20 years passed, and in ’66, Pavlovsky wrote an article in which he described something of his life. The article was published and reached the hands of his own family, who gave it to Yaakov Tzvi’s brother, who had survived the Holocaust with his Jewish faith and observance intact. The two met.

“Yaakov Tzvi told his brother of his wish to live as Jew among his own people,” Rabbi Malul relates. “He asked the Church to be appointed to a position in Israel and he was sent to Yaffo, where he lived among Jews.” A while later, he and his brother traveled to Poland where they erected a monument in memory of their parents and other members of the Jewish community of Izbitza who had been murdered during the Holocaust.

“In his will, Yaakov Tzvi wrote that he wanted to return to his people in full – he wanted to have a minyan at his funeral, and to have Kaddish said,” Rabbi Malul relates. “He even told the Church about his will, which took no small amount of courage to do. He wrote that he would remain a Christian till he died, but that afterward, he was cutting himself off from Christianity.
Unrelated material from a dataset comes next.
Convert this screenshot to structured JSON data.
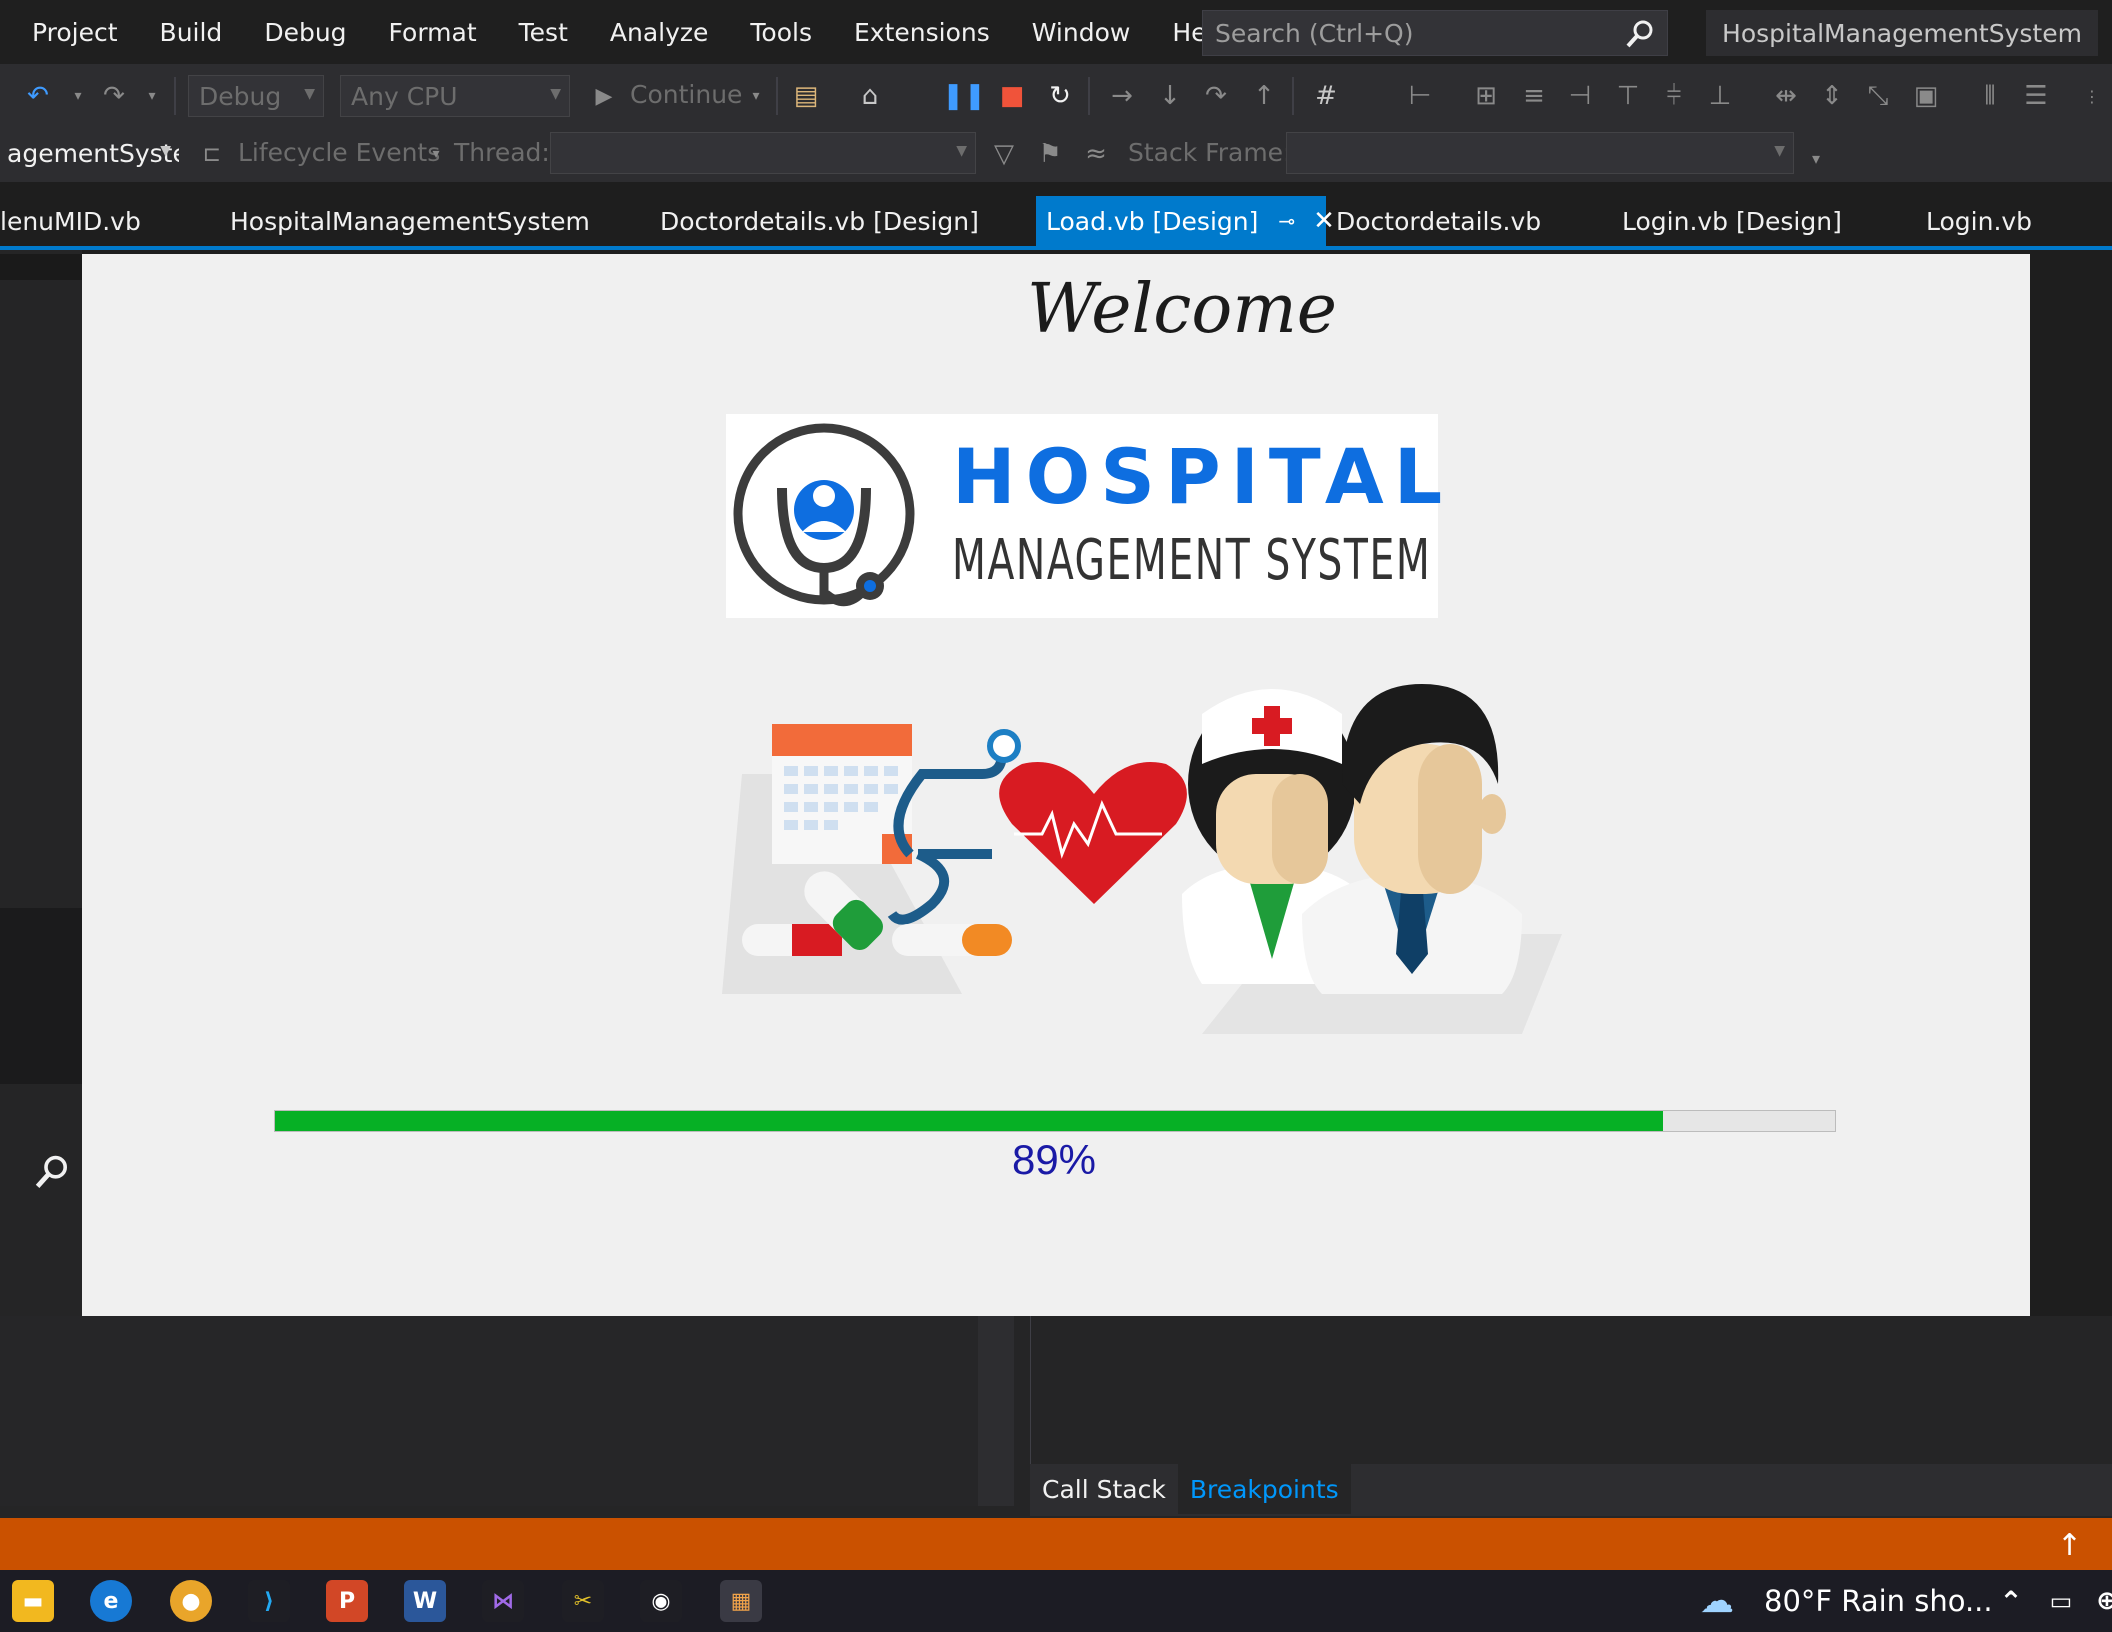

The Church respected his wishes, and he continued to serve as a priest while living in Yaffo despite his will stating that he wanted to die and be buried as a Jew. He also started fasting on Yom Kippur and stopped eating chametz on Pesach.”

After becoming acquainted with the story of Pavlovsky, Rabbi Malul would contact him in Israel whenever he was on a trip to Poland with his students, so that they could listen to Yaakov Tzvi’s story while actually standing on Polish soil.

During one conversation, Rabbi Malul suggested to Pavlovsky that he might consider returning to Judaism before his death, given that the Church already knew of his intentions, and he asked him if he would like to start putting on tefillin.

However, Pavlovsky replied that “he felt grateful to the Church and to Christianity, for saving his life.”

Instead, Rabbi Malul came up with the idea of giving Pavlovsky a mezuzah to put up on his door, and the priest agreed.

On Rabbi Malul’s next visit to Pavlovsky, he brought the mezuzah with him. “I asked him if he wanted to affix it himself. I put a yarmulke on his head and he made the blessing. And whenever I spoke to him afterward, he told me proudly how he took care of the mezuzah and made sure it didn’t fall off.”

From Pavlovsky’s life story, the picture of how the Church interacted with Jews during and after the Holocaust becomes more complex than is often portrayed, and Rabbi Malul explains that, “Portraying things as simpler than they are can backfire, and people may wonder if information is being kept from them. It’s far better to present the issue in its full complexity, which shows that we’re not afraid of the facts and are open to discussing anything.”

Rabbi Malul adds that the story of Pavlovsky and the trials he underwent are unlike anything most of us ever encounter. Pavlovsky was presented with the question of how to live his life and also how to die – and he could easily have opted to die as he had lived, as a priest, and be buried with all the pomp and circumstance that a respected member of the clergy would have been accorded. Instead, he chose to rejoin his People. “Everything goes according to the ending, and Yaakov Tzvi was, at root, a Jew,” he says. “That’s something that everyone can learn from.”

Later this week, Rabbi Malul will be traveling to Poland together with several tour guides and six of his former students, in order to be present at Pavlovky’s Jewish burial, recite Kaddish with a minyan, and fulfill the last wishes of Yaakov Tzvi Gruner.